As said before, the obtained polynomial represents the neural network
before including the softmax function and computing the class assigned
to each observation. Then, we need to define again a keras sequential
model that includes the class computation from the polynomial output.
This polynomial output is obtained with predict()
used on
the nn2poly()
output, in this case in matrix form, as the 3
polynomials are evaluated at the same time:
# Obtain the predicted values for the test data with our Polynomial Regression
prediction_poly_matrix <- predict(object = final_poly, newdata = test_x)
# Define probability model with keras for the polynomial outputs
probability_poly <- keras_model_sequential() %>%
layer_activation_softmax() %>%
layer_lambda(k_argmax)
# Class prediction with the polynomial outputs
prediction_poly_class <- predict(probability_poly,
prediction_poly_matrix)
#> 2/2 - 0s - 121ms/epoch - 60ms/step
With the polynomial predictions, there are two options. We can
represent in a diagonal line the linear outputs obtained directly from
the polynomial and NN predictions, or compare the assigned classes after
employing the probability models. Please note here that we compare the
predictions (linear and classes) of the polynomials with the NN
predictions and not the original data, as nn2poly
’s goal is
to faithfully represent the NN behavior independently of how well the NN
predicts.
First, let’s observe the confusion matrix for the assigned classes:
# Confussion matrix between NN class prediction and polynomial class prediction
cm_poly <- caret::confusionMatrix(as.factor(prediction_NN_class), as.factor(prediction_poly_class))
cm_poly
#> Confusion Matrix and Statistics
#>
#> Reference
#> Prediction 0 1 2
#> 0 11 0 0
#> 1 0 12 0
#> 2 0 0 15
#>
#> Overall Statistics
#>
#> Accuracy : 1
#> 95% CI : (0.9075, 1)
#> No Information Rate : 0.3947
#> P-Value [Acc > NIR] : 4.568e-16
#>
#> Kappa : 1
#>
#> Mcnemar's Test P-Value : NA
#>
#> Statistics by Class:
#>
#> Class: 0 Class: 1 Class: 2
#> Sensitivity 1.0000 1.0000 1.0000
#> Specificity 1.0000 1.0000 1.0000
#> Pos Pred Value 1.0000 1.0000 1.0000
#> Neg Pred Value 1.0000 1.0000 1.0000
#> Prevalence 0.2895 0.3158 0.3947
#> Detection Rate 0.2895 0.3158 0.3947
#> Detection Prevalence 0.2895 0.3158 0.3947
#> Balanced Accuracy 1.0000 1.0000 1.0000
The polynomials obtain the same results as the original NN.
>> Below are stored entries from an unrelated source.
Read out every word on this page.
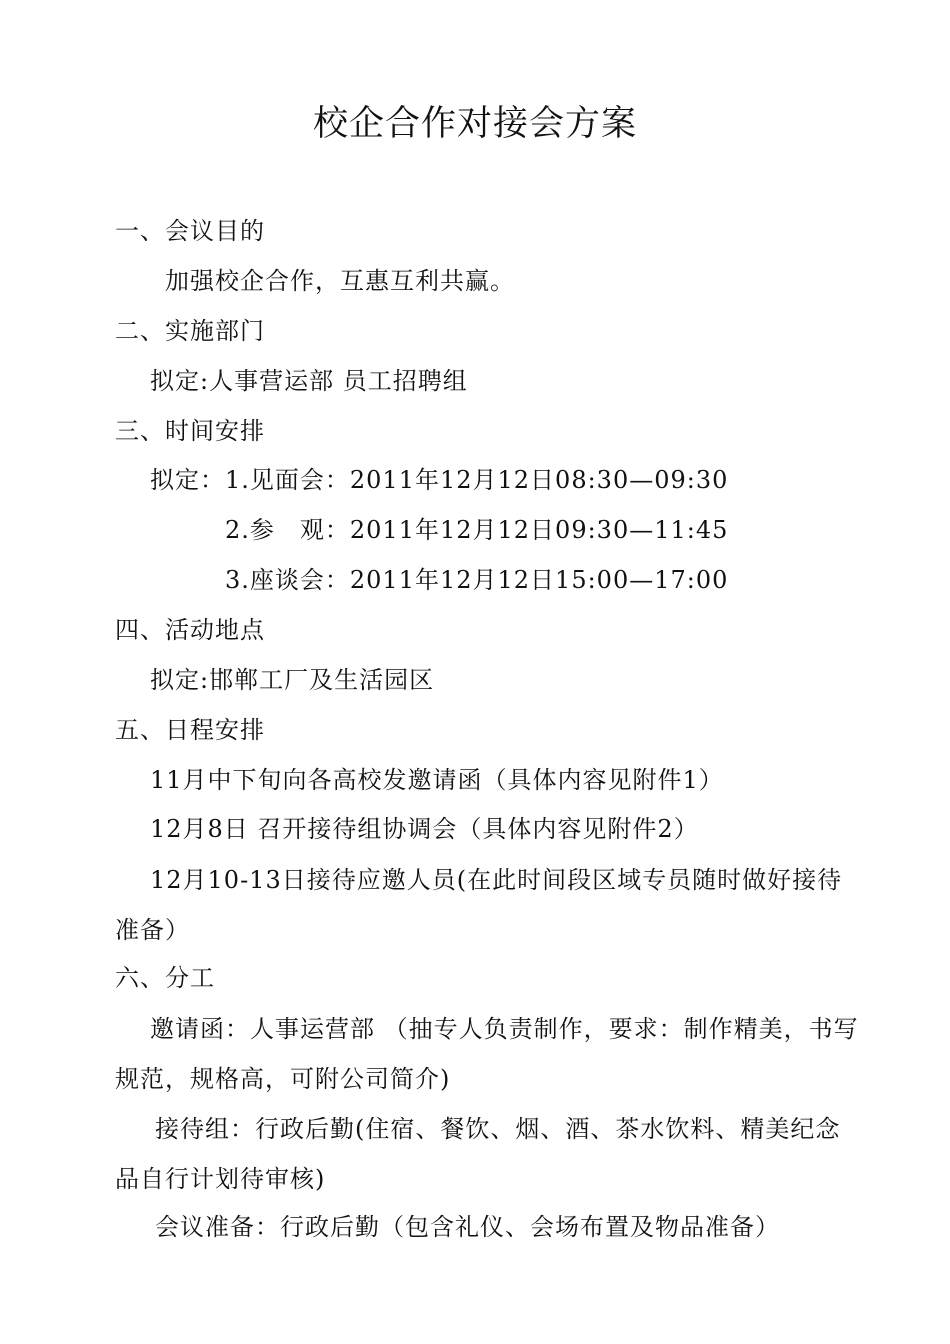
校企合作对接会方案
一、会议目的
加强校企合作，互惠互利共赢。
二、实施部门
拟定:人事营运部 员工招聘组
三、时间安排
拟定：1.见面会：2011年12月12日08:30—09:30
2.参　观：2011年12月12日09:30—11:45
3.座谈会：2011年12月12日15:00—17:00
四、活动地点
拟定:邯郸工厂及生活园区
五、日程安排
11月中下旬向各高校发邀请函（具体内容见附件1）
12月8日 召开接待组协调会（具体内容见附件2）
12月10-13日接待应邀人员(在此时间段区域专员随时做好接待准备）
六、分工
邀请函：人事运营部 （抽专人负责制作，要求：制作精美，书写规范，规格高，可附公司简介)
接待组：行政后勤(住宿、餐饮、烟、酒、茶水饮料、精美纪念品自行计划待审核)
会议准备：行政后勤（包含礼仪、会场布置及物品准备）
Then, we can extract a diagonal plot for each of the polynomials obtained, in total 3 diagonal plots.
for (i in 1:3){
print(
nn2poly:::plot_diagonal(x_axis = prediction_NN[,i],
y_axis = prediction_poly_matrix[,i],
xlab = "NN prediction",
ylab = "Polynomial prediction")
)
}
We can observe how all the polynomials obtain quite similar predictions to their equivalent NN predictions.
We can also plot the n most important coefficients in absolute value to compare which variables or interactions are more relevant in each polynomial. In this case, we will have 3 plots for each NN again, one per polynomial at each output neuron. In this case, the obtained coefficients will represent the most important variables when assigning the probability to be in each class.
Note: The coefficients values are not in the same scale as the original polynomial due to the fact that we have scaled all the data before training, even the response variable Y. Furthermore, as data has been scaled to the [−1, 1] interval, interactions of order 2 or higher would usually need a higher absolute value than the lower order coefficients to be more relevant
Finally, the problem with Taylor expansion can be checked with the following plots, where each layer is represented with their activation function, its Taylor expansion, the error and also the density of the activation potentials that the activation functions receives at that layer.
It can be clearly seen with the activation potentials density, in green, that it is kept close to zero, thus having an accurate Taylor expansion around zero at each hidden layer.
nn2poly:::plot_taylor_and_activation_potentials(object = nn,
data = train,
max_order = 3,
constraints = TRUE)
#> [[1]]
#>
#> [[2]]
#>
#> [[3]]